L’elenco è lungo. Nel 2003, per esempio, Letizia Moratti, affiancata dal sottosegretario, Valentina Aprea, prova a dare una scossa, introducendo l’alternanza scuola-lavoro, specie nei tecnici e professionali, e puntando sulle famose tre “i”, inglese, impresa, informatica. La risposta non si fa attendere, con proteste e levate di scudi sindacali. L’idea di una scuola “senza valorizzazione e valutazione” esplode nel 2004: complici commissioni d’esame composte unicamente da membri interni, la maturità di quell’anno vede assegnare agli studenti voti molto generosi.
A essere “di manica larga”, ed è un’altra polemica ricorrente, è il boom dei “100 e lode” al Sud; giudizi puntualmente “corretti al ribasso” dalle prove oggettive (test Ocse-Pisa e Invalsi), come ricordato anche su questo giornale dall’esperto di education, Giorgio Allulli.

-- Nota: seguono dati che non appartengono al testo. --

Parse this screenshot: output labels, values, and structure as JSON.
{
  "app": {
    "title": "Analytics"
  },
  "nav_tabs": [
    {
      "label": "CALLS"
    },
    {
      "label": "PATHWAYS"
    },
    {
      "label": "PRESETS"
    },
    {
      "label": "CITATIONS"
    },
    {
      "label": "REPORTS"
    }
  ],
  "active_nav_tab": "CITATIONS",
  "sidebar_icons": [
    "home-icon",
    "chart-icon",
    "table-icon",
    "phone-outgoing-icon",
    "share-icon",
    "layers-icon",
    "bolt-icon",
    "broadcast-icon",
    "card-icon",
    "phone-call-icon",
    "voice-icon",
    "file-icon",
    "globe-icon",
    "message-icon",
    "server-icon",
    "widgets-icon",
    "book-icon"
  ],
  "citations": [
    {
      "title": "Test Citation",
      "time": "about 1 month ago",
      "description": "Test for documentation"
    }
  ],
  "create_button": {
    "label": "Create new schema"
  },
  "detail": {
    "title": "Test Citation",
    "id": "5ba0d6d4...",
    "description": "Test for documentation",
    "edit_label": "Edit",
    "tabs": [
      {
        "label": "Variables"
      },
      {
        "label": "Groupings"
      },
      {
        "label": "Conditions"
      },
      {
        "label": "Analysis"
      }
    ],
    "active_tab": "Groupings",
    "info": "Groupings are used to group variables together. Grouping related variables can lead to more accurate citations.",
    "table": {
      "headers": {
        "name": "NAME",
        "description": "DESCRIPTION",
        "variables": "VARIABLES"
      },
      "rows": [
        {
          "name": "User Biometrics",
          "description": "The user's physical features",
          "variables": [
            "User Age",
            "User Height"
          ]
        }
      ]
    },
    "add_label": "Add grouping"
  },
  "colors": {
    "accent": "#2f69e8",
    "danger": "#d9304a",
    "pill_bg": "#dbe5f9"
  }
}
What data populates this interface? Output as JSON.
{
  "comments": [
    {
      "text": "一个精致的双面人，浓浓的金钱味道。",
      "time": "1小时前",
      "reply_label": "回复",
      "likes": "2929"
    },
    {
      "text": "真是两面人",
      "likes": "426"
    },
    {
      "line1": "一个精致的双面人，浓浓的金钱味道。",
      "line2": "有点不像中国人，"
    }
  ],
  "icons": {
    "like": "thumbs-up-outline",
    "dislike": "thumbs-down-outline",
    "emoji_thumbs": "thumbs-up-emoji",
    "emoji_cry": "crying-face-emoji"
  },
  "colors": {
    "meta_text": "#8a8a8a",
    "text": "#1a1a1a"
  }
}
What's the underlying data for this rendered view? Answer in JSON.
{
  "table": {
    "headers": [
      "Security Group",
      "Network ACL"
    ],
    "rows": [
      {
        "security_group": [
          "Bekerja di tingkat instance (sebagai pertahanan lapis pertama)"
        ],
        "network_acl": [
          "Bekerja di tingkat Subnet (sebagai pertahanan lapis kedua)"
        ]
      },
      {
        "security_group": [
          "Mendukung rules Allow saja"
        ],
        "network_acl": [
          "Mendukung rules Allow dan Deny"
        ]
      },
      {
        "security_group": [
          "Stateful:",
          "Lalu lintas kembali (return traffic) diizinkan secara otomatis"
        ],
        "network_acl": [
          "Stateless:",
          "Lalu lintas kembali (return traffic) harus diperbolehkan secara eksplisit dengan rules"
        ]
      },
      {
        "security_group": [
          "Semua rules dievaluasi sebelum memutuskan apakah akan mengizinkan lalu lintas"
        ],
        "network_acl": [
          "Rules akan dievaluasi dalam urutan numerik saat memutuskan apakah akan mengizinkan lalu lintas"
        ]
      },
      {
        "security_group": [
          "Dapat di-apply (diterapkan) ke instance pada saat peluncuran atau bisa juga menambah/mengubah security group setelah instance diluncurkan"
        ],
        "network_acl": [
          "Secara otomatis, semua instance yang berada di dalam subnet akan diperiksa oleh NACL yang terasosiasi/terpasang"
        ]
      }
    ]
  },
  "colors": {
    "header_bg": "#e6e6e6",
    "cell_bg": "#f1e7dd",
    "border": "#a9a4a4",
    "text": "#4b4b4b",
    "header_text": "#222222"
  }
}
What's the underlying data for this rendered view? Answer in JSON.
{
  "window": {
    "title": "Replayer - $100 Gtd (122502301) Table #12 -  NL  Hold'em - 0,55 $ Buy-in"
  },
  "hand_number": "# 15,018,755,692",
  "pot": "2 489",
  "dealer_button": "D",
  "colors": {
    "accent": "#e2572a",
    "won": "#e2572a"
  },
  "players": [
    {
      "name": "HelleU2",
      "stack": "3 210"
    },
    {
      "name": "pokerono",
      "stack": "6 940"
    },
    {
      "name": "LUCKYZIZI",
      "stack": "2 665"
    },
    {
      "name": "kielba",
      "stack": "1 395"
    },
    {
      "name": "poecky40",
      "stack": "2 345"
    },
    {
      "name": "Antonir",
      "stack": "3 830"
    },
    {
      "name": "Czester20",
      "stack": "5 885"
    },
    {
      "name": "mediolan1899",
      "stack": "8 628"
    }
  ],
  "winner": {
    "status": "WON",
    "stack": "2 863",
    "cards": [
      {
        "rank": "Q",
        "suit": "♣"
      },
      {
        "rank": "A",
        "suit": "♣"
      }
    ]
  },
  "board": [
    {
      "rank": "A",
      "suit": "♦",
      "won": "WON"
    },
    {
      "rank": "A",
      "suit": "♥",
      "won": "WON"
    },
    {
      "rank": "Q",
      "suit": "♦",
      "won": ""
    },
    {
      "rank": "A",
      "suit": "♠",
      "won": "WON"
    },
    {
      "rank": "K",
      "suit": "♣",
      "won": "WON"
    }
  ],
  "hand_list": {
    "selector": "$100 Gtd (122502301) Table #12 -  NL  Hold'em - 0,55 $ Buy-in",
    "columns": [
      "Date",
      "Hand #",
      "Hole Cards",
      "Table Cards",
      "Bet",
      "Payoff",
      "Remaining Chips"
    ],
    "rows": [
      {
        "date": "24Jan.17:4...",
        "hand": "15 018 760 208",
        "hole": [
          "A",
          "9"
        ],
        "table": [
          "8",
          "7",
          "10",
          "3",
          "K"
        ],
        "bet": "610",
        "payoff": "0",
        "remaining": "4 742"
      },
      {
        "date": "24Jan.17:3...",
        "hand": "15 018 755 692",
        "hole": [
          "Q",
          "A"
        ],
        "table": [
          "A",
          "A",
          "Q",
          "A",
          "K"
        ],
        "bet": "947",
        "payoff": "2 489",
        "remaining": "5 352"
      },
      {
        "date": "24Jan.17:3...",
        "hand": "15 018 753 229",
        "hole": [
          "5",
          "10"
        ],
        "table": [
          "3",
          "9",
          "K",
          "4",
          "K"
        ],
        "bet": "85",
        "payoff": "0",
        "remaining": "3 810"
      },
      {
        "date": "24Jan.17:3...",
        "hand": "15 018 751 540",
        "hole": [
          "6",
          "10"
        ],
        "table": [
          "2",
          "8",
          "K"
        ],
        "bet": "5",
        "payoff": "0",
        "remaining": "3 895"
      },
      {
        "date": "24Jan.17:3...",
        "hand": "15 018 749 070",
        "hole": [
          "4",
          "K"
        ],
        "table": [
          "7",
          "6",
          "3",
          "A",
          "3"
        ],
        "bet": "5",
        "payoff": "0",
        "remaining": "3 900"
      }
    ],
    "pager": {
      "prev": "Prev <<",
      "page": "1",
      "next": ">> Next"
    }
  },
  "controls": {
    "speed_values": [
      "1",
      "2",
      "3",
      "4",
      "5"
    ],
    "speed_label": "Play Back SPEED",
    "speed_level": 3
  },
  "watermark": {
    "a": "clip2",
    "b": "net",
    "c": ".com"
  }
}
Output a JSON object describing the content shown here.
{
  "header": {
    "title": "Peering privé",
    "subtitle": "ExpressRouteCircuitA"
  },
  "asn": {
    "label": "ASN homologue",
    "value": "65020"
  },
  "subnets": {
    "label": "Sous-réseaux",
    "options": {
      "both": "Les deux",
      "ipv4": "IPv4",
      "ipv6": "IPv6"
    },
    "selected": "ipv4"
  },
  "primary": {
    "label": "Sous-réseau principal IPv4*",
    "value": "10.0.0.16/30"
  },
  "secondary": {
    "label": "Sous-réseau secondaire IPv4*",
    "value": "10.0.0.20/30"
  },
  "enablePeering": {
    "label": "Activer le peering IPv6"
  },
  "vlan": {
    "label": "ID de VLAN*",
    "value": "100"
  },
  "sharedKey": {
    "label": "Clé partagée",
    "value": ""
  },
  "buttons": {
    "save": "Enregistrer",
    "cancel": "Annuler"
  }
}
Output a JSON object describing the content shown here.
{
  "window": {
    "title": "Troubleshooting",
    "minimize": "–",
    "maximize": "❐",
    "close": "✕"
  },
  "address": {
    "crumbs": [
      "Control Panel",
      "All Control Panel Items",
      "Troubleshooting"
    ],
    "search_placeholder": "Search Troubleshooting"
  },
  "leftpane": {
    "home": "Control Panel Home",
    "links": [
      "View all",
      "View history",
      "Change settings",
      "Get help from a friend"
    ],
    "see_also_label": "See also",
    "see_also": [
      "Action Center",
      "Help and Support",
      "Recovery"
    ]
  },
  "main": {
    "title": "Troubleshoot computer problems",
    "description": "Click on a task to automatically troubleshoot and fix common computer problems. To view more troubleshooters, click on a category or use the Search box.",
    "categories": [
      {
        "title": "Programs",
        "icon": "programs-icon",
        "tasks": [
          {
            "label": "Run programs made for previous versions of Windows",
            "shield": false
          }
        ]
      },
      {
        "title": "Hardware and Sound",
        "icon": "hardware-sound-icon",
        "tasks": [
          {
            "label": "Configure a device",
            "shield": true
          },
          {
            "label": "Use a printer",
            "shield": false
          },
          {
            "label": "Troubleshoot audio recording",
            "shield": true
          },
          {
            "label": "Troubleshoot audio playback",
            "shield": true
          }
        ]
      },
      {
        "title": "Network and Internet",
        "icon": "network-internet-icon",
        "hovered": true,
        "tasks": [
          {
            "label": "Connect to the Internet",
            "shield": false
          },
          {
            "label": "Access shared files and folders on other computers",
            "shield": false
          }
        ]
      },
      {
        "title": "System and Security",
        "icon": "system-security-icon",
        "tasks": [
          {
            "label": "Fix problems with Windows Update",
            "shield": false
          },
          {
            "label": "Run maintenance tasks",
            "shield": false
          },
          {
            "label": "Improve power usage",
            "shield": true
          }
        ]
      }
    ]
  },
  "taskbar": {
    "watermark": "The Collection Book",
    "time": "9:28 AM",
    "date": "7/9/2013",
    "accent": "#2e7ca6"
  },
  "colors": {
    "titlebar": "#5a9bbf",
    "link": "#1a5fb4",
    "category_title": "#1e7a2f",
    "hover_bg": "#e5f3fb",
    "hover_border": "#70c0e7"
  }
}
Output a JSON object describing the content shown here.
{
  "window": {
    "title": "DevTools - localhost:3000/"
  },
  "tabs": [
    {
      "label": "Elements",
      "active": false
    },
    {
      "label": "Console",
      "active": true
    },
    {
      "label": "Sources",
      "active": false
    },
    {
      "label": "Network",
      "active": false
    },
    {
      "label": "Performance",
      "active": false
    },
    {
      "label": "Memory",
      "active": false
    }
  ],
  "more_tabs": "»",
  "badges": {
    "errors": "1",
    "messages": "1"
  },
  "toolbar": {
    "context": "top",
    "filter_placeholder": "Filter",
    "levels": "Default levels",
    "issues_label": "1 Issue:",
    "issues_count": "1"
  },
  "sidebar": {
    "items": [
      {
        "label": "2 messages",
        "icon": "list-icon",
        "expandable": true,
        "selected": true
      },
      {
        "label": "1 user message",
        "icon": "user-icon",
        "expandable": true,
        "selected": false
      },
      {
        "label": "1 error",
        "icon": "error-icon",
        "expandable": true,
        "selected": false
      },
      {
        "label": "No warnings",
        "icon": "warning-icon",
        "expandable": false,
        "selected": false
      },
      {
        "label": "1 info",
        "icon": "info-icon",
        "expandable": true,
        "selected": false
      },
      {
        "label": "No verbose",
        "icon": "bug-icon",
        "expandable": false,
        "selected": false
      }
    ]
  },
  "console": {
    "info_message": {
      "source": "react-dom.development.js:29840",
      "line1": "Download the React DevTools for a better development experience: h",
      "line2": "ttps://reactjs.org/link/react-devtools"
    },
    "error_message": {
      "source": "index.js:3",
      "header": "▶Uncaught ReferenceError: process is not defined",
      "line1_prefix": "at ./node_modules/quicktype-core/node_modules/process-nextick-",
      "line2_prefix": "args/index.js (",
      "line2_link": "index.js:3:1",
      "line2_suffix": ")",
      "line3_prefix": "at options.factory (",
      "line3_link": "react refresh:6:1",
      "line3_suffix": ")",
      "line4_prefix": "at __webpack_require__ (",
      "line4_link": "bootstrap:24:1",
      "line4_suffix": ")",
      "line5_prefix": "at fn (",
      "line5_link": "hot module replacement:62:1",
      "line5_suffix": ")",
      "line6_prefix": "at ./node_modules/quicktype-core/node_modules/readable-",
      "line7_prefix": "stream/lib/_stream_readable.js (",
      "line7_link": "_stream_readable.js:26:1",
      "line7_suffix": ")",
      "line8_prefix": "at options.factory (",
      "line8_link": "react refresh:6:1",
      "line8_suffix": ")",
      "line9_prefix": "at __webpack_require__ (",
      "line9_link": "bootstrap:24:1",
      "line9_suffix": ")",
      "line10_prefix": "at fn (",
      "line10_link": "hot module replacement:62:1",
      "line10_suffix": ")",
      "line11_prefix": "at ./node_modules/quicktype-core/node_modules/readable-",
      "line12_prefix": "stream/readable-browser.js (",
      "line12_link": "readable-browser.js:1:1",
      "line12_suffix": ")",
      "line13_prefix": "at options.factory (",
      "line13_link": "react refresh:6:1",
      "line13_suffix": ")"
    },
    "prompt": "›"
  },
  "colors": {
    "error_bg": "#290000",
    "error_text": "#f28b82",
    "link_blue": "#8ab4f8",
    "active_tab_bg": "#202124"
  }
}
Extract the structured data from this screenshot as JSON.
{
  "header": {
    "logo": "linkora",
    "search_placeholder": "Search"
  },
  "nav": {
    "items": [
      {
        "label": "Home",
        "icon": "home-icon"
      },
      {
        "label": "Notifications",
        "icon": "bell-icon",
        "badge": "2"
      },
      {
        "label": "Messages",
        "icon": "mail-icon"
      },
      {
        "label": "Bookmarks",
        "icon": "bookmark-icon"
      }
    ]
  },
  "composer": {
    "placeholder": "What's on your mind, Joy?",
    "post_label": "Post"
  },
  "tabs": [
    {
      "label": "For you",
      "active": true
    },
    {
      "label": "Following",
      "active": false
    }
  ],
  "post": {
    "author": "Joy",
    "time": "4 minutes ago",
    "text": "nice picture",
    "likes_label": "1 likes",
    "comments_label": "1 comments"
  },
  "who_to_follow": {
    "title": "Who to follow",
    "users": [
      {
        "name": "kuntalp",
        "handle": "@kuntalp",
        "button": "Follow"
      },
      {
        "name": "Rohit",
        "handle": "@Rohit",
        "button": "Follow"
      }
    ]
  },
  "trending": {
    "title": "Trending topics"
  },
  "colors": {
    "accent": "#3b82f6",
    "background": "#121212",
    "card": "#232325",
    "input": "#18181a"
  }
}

Se un anno il problema è il personale tecnico-amministrativo cronicamente carente (in mezz’Italia mancano Ata per tenere aperti i laboratori) o le classi sovraffollate o il tetto del 30% di alunni stranieri, l’anno successivo ci si mette il dibattito sull’obbligo scolastico. Siamo nel 2007, e Beppe Fioroni, per disfare le scelte del precedente governo, fissa il paletto a 16 anni (Valeria Fedeli, lo scorso anno, propone di elevarlo a 18, rivedendo i cicli). Sempre nel 2006 tornano le commissioni miste negli esami di Stato, e l’anno successivo le graduatorie dei precari da permanenti diventano a esaurimento. Un mero cambio di nome, visto che, tra sentenze e sanatorie, le Gae sono ancora vive e vegete, sancendo, di fatto, l’impossibilità per i giovani laureati di conquistare una cattedra. E infatti l’età media dei nostri prof è di 51,2 anni, al top nell’Ue.
Con Mariastella Gelmini, nel 2008, c’è la riforma delle superiori, il debutto degli Its e il taglio di 87mila cattedre. La reazione? Sciopero generale, il 31 ottobre 2008, a ridosso del nuovo anno. Nel 2012 è la proposta di Francesco Profumo di portare da 18 a 24 ore l’orario di lezione dei docenti a scatenare polemiche e proteste alla ripresa delle lezioni; nel 2016, con il “liberi tutti” sulla mobilità, i ragazzi trovano, a settembre, le cattedre vuote, in alcuni casi fino a dicembre, visto che cambiano istituto oltre 200mila docenti (un quarto dell’intero corpo insegnante). Nel 2017 viene svelato il numero di posti vuoti al Nord: 22.087, matematica, italiano, lingue e sostegno, coperti da supplenti annuali. Tra pochi giorni, con l’avvio del 2018/2019, protesteranno le maestre. Mentre è già in cantiere l’ennesimo restyling della maturità, annunciato dal neo titolare del Miur, Marco Bussetti, per assegnare meno peso all’alternanza. Con buona pace di un mondo del lavoro che corre verso il 4.0, e una scuola che, invece, continua ad arroccarsi.